Галочка любила повоспитывать Еву: чтобы правильно оценивала свои шансы на счастье; чтобы научилась ставить на место Дениса; чтобы, раз замуж не берет, хоть ребенка от него заимела – здоровый же парень, умница, от кого еще рожать? Толку из Галкиного воспитания не выходило никакого. Правда, она и воспитывала свою непутевую подружку в основном для того, чтобы поучиться самой: Галочкина личная жизнь тоже никак не складывалась.
Но разумное зерно она в Евину душу, кажется, заронила. Во всяком случае, теперь Ева пыталась это разумное зерно отыскать. Она поссорилась с мужем – это раз. Ей скоро тридцать пять – это два. Она почти наверняка не сможет родить – это три. Ее муж достойный, порядочный человек, он не придал ссоре серьезного значения, ведет себя с нею еще более предупредительно, чем раньше, – это четыре. Ее темперамент таков, что секс вообще можно вынести за скобки, – это пять.

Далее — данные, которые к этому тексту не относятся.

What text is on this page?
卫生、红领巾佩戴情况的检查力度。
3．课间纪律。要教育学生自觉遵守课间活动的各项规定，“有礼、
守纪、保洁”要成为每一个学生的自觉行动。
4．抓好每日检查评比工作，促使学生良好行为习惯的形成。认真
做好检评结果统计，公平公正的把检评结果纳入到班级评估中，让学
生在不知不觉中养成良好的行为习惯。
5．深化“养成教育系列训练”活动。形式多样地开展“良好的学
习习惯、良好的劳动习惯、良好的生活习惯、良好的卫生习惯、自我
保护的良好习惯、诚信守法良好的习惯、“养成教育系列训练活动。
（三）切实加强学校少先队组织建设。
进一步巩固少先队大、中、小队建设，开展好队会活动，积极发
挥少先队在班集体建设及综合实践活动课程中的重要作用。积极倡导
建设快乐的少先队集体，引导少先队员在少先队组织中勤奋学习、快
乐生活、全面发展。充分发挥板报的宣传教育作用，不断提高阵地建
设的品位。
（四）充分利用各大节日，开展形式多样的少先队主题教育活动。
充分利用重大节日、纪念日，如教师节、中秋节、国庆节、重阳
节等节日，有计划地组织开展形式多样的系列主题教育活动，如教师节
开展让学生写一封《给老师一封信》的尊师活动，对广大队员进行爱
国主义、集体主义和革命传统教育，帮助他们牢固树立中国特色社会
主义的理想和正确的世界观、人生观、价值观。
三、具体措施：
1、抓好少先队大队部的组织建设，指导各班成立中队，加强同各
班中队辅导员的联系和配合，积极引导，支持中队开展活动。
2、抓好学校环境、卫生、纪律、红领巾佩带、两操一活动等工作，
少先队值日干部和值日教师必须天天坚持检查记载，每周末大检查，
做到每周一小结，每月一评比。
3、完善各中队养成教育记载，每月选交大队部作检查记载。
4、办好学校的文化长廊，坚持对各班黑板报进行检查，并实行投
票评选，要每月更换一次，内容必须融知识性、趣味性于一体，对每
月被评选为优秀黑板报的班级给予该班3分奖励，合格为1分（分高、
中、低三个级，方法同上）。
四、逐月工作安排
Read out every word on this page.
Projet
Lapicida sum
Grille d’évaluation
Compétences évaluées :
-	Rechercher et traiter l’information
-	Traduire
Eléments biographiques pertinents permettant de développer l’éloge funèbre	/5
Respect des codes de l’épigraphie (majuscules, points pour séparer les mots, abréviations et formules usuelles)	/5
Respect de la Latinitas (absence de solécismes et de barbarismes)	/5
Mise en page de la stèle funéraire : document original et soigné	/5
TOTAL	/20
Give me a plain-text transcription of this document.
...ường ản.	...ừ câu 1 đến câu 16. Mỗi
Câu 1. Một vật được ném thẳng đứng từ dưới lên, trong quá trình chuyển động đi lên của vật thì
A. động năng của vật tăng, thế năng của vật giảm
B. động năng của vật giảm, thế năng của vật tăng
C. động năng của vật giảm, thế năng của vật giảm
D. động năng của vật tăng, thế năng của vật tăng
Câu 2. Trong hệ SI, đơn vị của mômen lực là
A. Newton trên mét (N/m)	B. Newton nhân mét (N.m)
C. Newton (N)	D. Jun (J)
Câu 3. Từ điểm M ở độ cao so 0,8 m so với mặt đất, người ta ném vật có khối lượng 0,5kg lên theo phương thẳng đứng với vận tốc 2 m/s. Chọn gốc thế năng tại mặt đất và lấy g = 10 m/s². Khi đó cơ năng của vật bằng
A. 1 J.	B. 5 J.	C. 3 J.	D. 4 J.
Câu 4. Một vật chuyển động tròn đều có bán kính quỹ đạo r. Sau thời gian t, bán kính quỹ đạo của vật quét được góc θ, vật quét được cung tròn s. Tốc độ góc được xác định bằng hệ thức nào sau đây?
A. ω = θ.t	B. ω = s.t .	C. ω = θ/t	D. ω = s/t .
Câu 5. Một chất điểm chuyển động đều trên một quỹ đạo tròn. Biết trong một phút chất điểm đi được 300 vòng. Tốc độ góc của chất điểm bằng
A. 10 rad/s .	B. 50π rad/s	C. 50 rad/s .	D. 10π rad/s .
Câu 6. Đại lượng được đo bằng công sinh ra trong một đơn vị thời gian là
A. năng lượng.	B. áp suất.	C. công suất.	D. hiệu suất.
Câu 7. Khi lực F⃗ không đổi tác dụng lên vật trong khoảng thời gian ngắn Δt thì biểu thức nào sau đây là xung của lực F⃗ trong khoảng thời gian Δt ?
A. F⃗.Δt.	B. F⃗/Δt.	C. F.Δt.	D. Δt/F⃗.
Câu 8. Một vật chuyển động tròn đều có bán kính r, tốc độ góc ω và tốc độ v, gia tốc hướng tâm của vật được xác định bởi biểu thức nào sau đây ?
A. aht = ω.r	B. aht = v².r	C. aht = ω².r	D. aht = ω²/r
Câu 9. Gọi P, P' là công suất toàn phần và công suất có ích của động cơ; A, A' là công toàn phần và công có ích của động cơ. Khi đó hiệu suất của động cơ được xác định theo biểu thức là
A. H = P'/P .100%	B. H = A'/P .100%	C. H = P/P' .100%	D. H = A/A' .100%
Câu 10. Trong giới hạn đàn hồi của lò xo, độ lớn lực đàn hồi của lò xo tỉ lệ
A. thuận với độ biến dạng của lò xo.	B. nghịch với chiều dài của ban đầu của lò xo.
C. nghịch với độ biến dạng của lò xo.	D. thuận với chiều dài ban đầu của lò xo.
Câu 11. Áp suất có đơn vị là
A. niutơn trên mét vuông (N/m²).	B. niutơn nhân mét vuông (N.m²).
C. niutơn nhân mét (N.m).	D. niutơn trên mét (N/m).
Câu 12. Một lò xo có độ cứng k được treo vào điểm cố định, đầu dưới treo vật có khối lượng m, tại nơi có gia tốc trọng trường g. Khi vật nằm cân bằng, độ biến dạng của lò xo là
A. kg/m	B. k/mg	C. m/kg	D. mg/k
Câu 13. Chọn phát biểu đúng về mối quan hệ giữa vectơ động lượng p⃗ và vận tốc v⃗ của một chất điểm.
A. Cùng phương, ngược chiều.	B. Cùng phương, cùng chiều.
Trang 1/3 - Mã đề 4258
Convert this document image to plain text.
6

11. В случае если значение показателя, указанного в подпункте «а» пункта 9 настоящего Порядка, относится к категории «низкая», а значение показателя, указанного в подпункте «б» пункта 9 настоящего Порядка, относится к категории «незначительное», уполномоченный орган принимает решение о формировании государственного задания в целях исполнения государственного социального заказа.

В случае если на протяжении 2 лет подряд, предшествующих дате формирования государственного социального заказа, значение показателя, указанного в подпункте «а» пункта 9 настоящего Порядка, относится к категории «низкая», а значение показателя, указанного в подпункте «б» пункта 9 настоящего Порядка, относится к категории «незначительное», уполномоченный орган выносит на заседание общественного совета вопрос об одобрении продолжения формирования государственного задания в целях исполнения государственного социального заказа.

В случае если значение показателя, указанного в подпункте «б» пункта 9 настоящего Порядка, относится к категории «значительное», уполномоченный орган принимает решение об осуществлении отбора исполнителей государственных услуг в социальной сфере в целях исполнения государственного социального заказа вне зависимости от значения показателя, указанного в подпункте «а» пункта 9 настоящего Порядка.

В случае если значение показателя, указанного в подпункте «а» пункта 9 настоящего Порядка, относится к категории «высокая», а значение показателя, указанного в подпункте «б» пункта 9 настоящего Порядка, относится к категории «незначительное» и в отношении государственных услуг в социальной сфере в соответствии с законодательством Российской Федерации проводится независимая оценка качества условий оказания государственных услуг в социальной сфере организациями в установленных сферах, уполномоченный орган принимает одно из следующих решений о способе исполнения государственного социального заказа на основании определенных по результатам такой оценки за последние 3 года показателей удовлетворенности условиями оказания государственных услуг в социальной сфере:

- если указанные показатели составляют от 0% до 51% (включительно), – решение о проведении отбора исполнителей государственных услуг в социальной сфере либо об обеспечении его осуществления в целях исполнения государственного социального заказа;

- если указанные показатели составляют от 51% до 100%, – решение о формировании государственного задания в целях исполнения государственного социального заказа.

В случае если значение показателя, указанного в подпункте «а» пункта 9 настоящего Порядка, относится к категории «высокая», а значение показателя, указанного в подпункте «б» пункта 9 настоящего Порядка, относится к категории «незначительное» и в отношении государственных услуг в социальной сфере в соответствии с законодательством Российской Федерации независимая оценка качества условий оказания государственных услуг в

Что следует из всех этих вычислений? Следует только одно: надо забыть глупую блажь и принимать жизнь такой, какая она есть.
Можно еще проанализировать, почему ее раздражает Лева. Впрочем, можно и не анализировать: серьезных причин для раздражения нет никаких.
Раздражает его житейская умелость, его интерес к мелочам? Что ж, устраивай жизнь сама! Свою, мужа, и чтобы вы оба были довольны. Не можешь, не знаешь, что надо делать, тебе хватит твоей школы и твоих книжек? А ему, мужчине?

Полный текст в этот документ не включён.